I've been working on a project myself where I wanted users to sign in, just to know their identity. I did not even care about their access rights but just wanted an identity on every visitor, something more reliable than an IP address, cookie, session key or whatever else. So I first asked my administrators if I could use Active Directory for this project. Sure, I could. But the webhost wasn't connected to our company domain so I would end up with only one user. Yeah, my administrator is a bit sarcastic sometimes.
So I started to explore SSO options. OpenID like this site is a good option and you could even implement your own OpenID server and require all visitors to sign on there first. It's a very powerful technique and you have less worries about managing users in your project. (Because the OpenID provider takes care of this.)
However, I ended up using CardSpace instead. :-) With CardSpace, every user can create their own user-token and store it on their own system. To log on, the website just asks for the card and the user just clicks on it. Those cards can be migrated to other systems but tend to be tied to a single computer and user, most of the time. (Although users can share a card!)
Rights and Roles are a different matter than Authentication. People always think they're connected while in reality, these are two different things. First, use OpenID or CardSpace or another authentication technique to verify the identity of the user. It doesn't matter how they're identified, you just need an identifier.
Next, you need rights and roles.

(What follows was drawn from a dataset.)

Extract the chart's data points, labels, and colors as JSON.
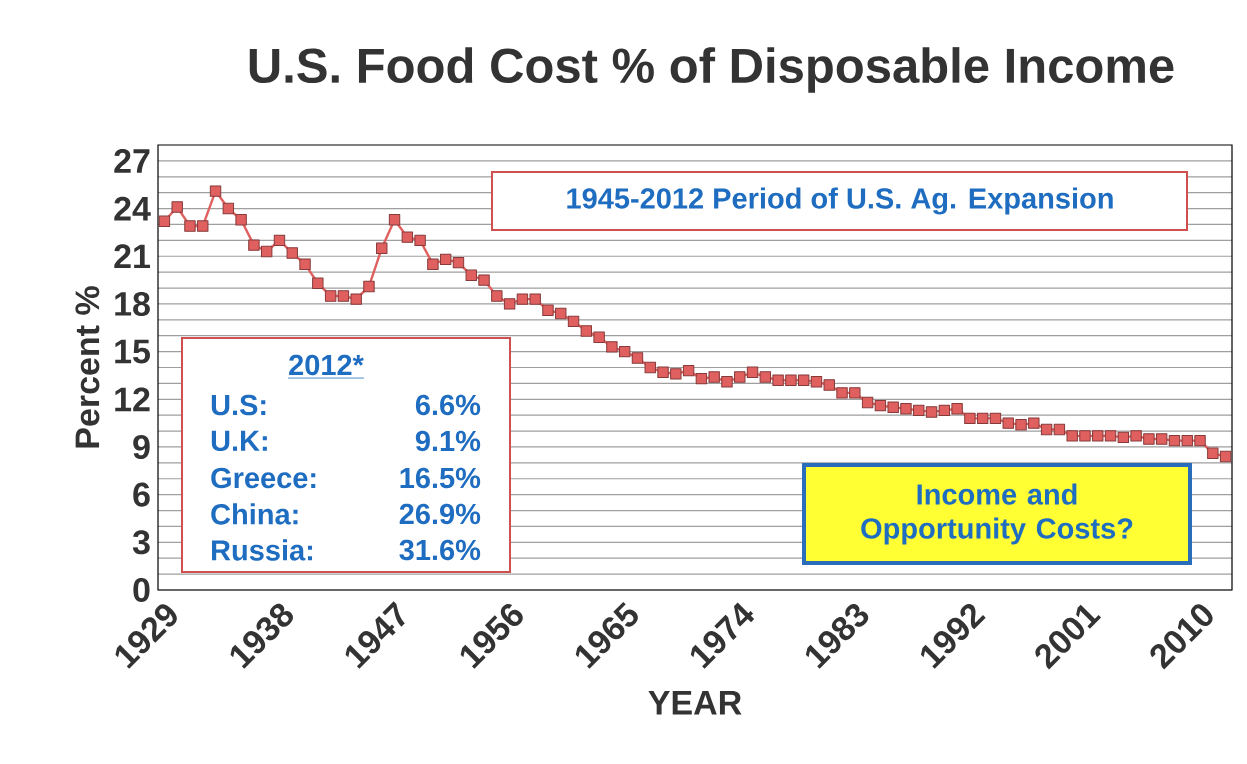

Roles are basically just user-groups and you can connect an identity to a group. Or to multiple groups. And rights would be linked to roles, not users. But how you're going to divide these roles just depends on the applications. Just remember that someone who is an administrator in your version control system should not be an administrator in your customer database. Roles tend to be application-defined, thus every application could manage their own rights and roles and just needs a way to link these to an identity.
I myself just needed identities so I knew whom to blame when something ended up messed up. Then again, when there's only 5 users, things tend to become quite simple.